In the case where you are running long runs on Docker, you will need to set the ipc to host mode. This issue describes exactly what you have to do.

The default size of the /dev/shm shared memory space for a docker container is 64MB. This will typically not be enough to run Chrome and can cause the browser to crash. To fix this you can pass the --disable-dev-shm-usage flag to Chrome with the following workaround:

'''module.exports = (on, config) => {
  on('before:browser:launch', (browser = {}, launchOptions) => {
    if (browser.family === 'chromium' && browser.name !== 'electron') {
      launchOptions.args.push('--disable-dev-shm-usage')
    }

    return launchOptions
  })
}'''

Xvfb

Whenever you are running on Linux, Cypress will need an X11 server; otherwise it will spawn its own X11 server during the test run.
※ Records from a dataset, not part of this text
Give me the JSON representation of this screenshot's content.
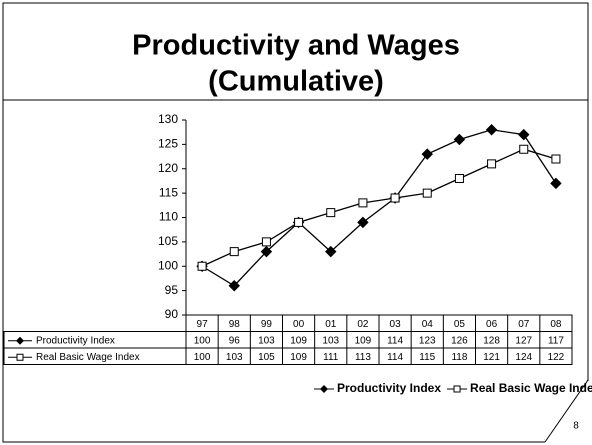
{
  "chart_data": {
    "type": "line",
    "title": "Productivity and Wages",
    "subtitle": "(Cumulative)",
    "categories": [
      "97",
      "98",
      "99",
      "00",
      "01",
      "02",
      "03",
      "04",
      "05",
      "06",
      "07",
      "08"
    ],
    "series": [
      {
        "name": "Productivity Index",
        "color": "#000000",
        "marker": "diamond",
        "values": [
          100,
          96,
          103,
          109,
          103,
          109,
          114,
          123,
          126,
          128,
          127,
          117
        ]
      },
      {
        "name": "Real Basic Wage Index",
        "color": "#000000",
        "marker": "square",
        "values": [
          100,
          103,
          105,
          109,
          111,
          113,
          114,
          115,
          118,
          121,
          124,
          122
        ]
      }
    ],
    "ylim": [
      90,
      130
    ],
    "yticks": [
      90,
      95,
      100,
      105,
      110,
      115,
      120,
      125,
      130
    ],
    "grid": false,
    "legend": "bottom",
    "slide_number": "8"
  }
}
Whenever you are running several Cypress instances in parallel, the spawning of multiple X11 servers at once could cause problems for some of them. In such cases, you can start a single X11 server separately and then pass the server’s address to each Cypress instance using DISPLAY variable.

First, you should spawn the X11 server in the background at some port, for example :99. If you have already installed xvfb on Linux or you are using one of Cypress’s Docker images from cypress-docker-images, the tools below should be available to you.

'''Xvfb :99 & '''

Secondly, you need to set the X11 address in an environment variable

'''export DISPLAY=:99 '''

Then start Cypress as usual:

'''npx cypress run '''

Once the tests across all Cypress instances have finished, you should kill the Xvfb background process using pkill

'''pkill Xvfb '''

Colors

If you want to disable colors, pass the NO_COLOR environment variable to disable colors.

This may be necessary if ASCII characters or colors are not formatted properly in your CI.